Les libérés, dont se compose la dernière moitié des pensionnaires de l’asile, n’ont rien qui les distingue des libérés que déjà nous avons étudiés ailleurs. La loi, dont les prescriptions ont pour but de réglementer l’improbité humaine et de l’empêcher de dépasser certaines bornes, sait que la diversité des communions n’exerce aucune influence sur les procèdes des malfaiteurs, sur leur tendance à la récidive, sur les entraînemens auxquels ils ne savent résister. L’autorité jusqu’à l’infaillibilité, le libre examen, le fatalisme, voient les mêmes délits, les mêmes crimes se produire, et ont dû souvent constater avec tristesse qu’il est des âmes sur lesquelles s’émousse toute action régénératrice.
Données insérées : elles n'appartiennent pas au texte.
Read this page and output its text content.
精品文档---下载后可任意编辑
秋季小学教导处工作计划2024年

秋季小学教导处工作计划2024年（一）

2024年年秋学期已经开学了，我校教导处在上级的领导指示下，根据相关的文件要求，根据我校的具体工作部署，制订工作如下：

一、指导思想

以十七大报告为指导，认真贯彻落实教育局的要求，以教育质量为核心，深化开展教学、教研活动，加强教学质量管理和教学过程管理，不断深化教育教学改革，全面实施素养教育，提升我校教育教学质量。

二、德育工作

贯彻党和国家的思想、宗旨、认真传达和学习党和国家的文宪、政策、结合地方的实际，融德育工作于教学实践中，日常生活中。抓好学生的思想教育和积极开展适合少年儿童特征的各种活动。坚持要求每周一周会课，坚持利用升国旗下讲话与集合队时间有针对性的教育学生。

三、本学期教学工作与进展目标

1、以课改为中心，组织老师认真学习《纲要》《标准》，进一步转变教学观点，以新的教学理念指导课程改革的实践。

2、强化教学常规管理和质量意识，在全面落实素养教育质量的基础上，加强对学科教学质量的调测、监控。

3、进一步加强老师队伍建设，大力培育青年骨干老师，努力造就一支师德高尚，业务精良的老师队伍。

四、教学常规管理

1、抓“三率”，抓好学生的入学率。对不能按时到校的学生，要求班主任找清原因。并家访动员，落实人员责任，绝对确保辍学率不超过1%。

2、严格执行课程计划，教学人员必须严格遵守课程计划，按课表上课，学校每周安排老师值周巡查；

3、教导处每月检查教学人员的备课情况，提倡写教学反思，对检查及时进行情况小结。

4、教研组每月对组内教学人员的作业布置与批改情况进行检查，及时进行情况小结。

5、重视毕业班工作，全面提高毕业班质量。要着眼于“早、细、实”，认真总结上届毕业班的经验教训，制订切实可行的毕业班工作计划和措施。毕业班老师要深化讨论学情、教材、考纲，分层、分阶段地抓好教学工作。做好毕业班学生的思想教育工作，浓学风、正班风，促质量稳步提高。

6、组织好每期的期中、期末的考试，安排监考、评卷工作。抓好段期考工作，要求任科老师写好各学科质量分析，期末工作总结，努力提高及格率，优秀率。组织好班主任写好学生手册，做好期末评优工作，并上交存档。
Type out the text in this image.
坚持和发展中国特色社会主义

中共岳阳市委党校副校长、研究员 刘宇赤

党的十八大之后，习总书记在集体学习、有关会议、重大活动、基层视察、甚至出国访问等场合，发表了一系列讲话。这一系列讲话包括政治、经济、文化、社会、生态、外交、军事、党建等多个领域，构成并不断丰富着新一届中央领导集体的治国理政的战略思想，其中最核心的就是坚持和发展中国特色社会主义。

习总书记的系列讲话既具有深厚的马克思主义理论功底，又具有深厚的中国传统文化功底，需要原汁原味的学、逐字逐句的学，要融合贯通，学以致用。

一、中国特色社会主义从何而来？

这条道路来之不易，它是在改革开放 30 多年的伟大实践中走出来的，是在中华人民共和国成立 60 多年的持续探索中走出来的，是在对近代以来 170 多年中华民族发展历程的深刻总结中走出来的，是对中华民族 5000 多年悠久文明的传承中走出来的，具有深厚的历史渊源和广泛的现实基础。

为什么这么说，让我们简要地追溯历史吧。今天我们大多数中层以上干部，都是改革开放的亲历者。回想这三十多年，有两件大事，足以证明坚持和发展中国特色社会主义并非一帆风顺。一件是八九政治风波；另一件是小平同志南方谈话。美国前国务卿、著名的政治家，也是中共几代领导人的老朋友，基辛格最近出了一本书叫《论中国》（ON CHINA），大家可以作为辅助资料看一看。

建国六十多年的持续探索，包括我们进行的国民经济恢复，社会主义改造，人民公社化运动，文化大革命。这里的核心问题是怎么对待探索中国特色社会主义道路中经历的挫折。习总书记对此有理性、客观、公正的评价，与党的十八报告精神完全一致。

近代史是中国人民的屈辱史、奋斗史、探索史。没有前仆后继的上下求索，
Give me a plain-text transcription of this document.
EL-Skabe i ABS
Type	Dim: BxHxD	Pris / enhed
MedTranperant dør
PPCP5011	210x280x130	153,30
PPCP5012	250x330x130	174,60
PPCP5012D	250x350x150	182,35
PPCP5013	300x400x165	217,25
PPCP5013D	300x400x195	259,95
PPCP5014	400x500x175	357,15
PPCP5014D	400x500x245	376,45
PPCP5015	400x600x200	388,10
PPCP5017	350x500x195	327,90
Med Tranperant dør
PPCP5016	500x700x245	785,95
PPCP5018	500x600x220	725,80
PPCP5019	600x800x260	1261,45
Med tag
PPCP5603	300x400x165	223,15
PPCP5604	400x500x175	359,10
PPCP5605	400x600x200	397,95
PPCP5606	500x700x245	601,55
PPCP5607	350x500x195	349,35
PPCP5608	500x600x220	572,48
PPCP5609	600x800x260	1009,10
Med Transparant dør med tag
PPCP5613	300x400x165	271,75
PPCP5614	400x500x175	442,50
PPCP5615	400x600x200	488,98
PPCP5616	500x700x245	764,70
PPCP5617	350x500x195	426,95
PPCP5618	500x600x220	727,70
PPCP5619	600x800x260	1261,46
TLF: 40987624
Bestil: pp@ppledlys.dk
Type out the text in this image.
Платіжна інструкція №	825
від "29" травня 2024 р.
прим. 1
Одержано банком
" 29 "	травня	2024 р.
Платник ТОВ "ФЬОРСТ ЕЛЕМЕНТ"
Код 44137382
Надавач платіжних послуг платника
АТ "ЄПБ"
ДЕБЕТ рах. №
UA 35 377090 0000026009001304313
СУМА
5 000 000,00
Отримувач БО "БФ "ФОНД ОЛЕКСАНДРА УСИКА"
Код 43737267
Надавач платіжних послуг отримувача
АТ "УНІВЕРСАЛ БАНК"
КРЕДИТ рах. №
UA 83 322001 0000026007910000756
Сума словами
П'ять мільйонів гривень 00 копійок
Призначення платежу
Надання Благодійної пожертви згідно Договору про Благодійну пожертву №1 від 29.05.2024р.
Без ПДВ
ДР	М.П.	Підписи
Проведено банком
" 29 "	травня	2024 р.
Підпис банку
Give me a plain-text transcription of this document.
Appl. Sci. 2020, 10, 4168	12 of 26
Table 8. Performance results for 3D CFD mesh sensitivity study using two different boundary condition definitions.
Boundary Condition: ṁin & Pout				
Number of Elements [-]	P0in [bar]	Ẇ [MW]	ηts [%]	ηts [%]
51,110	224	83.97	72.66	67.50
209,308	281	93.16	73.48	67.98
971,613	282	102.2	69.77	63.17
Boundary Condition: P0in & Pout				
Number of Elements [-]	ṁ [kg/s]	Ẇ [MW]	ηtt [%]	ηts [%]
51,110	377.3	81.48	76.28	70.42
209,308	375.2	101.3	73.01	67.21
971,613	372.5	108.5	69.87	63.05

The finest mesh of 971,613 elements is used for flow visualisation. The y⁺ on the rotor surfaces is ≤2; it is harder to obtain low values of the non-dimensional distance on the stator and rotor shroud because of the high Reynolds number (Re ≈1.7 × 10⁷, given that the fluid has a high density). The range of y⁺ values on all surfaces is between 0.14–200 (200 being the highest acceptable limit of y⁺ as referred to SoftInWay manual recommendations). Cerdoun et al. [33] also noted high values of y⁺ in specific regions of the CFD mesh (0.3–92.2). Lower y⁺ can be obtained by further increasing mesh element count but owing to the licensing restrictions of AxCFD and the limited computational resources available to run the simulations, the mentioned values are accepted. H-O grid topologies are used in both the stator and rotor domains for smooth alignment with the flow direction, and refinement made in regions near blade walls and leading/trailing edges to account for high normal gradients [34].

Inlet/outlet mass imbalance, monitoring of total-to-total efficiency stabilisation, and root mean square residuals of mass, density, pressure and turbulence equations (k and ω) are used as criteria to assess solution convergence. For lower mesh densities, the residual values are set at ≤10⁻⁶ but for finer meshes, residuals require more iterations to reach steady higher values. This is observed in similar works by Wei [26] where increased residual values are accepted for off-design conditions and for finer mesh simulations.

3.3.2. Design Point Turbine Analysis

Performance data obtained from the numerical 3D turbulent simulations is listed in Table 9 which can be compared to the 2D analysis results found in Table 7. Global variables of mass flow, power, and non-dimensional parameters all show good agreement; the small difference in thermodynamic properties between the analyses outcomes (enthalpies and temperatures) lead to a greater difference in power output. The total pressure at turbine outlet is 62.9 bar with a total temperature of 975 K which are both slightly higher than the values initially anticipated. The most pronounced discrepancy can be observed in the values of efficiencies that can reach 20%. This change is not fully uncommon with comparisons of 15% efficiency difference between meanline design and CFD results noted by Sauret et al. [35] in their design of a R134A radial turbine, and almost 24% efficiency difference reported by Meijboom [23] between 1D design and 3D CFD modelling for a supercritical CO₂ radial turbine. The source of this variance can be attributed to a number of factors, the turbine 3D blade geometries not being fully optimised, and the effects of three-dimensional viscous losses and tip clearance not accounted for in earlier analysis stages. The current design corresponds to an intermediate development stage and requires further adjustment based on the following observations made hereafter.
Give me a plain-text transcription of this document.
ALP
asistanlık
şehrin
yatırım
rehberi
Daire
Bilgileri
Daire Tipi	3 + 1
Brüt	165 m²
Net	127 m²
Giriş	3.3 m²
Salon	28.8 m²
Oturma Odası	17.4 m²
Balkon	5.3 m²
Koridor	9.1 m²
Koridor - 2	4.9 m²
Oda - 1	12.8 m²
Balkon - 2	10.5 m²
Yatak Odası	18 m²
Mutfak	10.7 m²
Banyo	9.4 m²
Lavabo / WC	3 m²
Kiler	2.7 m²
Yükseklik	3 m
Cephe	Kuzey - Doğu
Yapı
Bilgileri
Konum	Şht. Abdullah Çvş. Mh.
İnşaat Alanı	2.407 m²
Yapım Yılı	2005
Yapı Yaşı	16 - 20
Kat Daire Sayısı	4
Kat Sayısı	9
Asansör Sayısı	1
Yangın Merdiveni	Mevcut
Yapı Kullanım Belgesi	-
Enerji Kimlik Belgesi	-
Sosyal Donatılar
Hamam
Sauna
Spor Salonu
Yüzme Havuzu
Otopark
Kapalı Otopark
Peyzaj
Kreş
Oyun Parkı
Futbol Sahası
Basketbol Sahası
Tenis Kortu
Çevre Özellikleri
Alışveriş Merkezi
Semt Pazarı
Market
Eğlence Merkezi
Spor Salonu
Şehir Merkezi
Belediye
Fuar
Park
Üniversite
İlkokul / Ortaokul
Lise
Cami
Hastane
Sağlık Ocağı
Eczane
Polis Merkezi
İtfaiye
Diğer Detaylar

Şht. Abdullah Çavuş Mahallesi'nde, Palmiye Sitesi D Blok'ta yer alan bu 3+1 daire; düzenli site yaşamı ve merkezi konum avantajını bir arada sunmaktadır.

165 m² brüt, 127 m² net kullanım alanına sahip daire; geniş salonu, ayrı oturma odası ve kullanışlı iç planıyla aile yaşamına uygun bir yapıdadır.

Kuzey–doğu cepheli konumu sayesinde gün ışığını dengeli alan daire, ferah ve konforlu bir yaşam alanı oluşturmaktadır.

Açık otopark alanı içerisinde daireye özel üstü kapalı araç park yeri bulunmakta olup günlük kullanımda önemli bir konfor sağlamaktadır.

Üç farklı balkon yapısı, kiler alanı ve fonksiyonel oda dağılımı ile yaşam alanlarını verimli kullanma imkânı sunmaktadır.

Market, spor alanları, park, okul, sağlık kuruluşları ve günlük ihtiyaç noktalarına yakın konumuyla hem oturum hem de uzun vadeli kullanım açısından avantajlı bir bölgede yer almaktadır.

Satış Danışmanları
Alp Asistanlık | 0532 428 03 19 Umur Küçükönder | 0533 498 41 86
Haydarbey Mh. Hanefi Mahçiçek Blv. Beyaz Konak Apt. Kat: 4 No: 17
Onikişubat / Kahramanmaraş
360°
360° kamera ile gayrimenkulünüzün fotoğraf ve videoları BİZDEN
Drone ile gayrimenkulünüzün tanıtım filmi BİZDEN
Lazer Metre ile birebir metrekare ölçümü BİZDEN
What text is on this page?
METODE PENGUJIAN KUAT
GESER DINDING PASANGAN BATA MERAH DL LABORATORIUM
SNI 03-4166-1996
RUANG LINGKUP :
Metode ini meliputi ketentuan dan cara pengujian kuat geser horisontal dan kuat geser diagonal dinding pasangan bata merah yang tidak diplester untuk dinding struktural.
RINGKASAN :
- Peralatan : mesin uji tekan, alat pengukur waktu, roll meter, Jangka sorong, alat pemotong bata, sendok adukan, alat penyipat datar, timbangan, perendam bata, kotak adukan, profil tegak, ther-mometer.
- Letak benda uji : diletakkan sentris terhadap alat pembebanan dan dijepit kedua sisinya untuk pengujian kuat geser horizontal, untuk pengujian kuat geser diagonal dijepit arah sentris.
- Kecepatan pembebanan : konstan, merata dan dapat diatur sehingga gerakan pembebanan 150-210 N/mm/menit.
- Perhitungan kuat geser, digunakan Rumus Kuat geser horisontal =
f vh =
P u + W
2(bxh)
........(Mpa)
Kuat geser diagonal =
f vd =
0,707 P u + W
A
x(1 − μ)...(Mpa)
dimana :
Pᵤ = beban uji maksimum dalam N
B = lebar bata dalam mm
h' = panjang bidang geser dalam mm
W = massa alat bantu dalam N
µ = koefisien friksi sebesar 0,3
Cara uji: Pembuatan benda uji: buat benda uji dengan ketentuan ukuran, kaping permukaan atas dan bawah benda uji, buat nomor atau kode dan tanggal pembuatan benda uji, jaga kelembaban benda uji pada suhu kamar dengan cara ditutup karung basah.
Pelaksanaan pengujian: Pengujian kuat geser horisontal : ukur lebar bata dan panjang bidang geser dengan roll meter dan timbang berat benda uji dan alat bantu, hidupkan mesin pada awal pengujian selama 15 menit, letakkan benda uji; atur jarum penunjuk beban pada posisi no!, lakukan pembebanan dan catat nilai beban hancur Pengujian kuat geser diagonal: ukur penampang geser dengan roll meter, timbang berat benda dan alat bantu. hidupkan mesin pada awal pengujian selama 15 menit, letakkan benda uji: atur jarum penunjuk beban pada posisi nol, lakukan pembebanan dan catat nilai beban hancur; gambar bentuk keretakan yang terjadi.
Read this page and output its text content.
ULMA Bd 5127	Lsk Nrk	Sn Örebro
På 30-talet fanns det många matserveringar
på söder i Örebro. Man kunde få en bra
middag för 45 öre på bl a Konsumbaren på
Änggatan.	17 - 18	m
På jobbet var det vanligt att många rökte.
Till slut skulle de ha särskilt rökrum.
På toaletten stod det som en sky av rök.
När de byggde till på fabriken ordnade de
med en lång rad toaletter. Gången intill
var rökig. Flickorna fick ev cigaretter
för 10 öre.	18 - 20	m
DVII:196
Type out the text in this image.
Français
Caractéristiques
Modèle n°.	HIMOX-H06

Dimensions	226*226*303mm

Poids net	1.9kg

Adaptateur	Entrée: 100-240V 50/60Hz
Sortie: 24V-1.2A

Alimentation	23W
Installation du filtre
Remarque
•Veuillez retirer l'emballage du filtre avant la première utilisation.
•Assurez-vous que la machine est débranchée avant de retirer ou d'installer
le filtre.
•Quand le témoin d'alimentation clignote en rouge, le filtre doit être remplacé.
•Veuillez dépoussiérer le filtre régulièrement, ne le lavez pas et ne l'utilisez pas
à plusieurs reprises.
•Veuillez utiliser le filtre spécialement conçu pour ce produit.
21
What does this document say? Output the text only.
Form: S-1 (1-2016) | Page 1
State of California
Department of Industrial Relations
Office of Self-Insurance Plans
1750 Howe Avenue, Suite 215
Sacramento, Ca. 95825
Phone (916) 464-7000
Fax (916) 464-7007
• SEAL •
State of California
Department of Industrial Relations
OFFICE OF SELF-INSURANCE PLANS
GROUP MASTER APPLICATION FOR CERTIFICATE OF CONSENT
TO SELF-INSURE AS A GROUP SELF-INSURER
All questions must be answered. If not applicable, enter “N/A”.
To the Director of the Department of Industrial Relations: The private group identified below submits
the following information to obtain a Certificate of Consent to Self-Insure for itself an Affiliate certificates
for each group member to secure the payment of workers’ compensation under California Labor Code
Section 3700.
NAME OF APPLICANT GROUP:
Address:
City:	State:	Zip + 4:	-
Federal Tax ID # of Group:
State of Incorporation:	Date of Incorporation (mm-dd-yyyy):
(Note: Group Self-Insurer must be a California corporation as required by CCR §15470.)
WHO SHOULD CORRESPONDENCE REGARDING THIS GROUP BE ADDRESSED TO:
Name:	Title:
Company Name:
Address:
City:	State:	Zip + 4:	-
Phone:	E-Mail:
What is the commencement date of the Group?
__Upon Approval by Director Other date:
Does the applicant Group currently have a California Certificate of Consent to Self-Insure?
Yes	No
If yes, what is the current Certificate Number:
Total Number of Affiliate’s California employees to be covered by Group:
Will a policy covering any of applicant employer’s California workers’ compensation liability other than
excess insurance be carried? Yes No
Rue Clavel, comme rue de la Cavalerie, les libérés qui ont péché par défaillance d’eux-mêmes, par imprévoyance de jeunesse, par misère, reviendront au bien s’ils trouvent un point d’appui et des encouragemens désintéressés ; les autres, ceux que leur perversité a entraînés, que surexcite la violence de leurs appétits et qui ont pris le goût du méfait, peuvent venir se reposer de la prison sur les lits de la charité protestante ; ils n’y resteront pas longtemps ; le mal les appelle, ils obéiront à sa voix, ils y courront et pour toujours ils se donneront à lui. Maladie chronique avec rémittence, on n’en guérit pas.

L’hospitalité offerte à l’asile de la rue Clavel n’est point limitée ; on est autorisé à la prolonger jusqu’au jour où l’on est pourvu.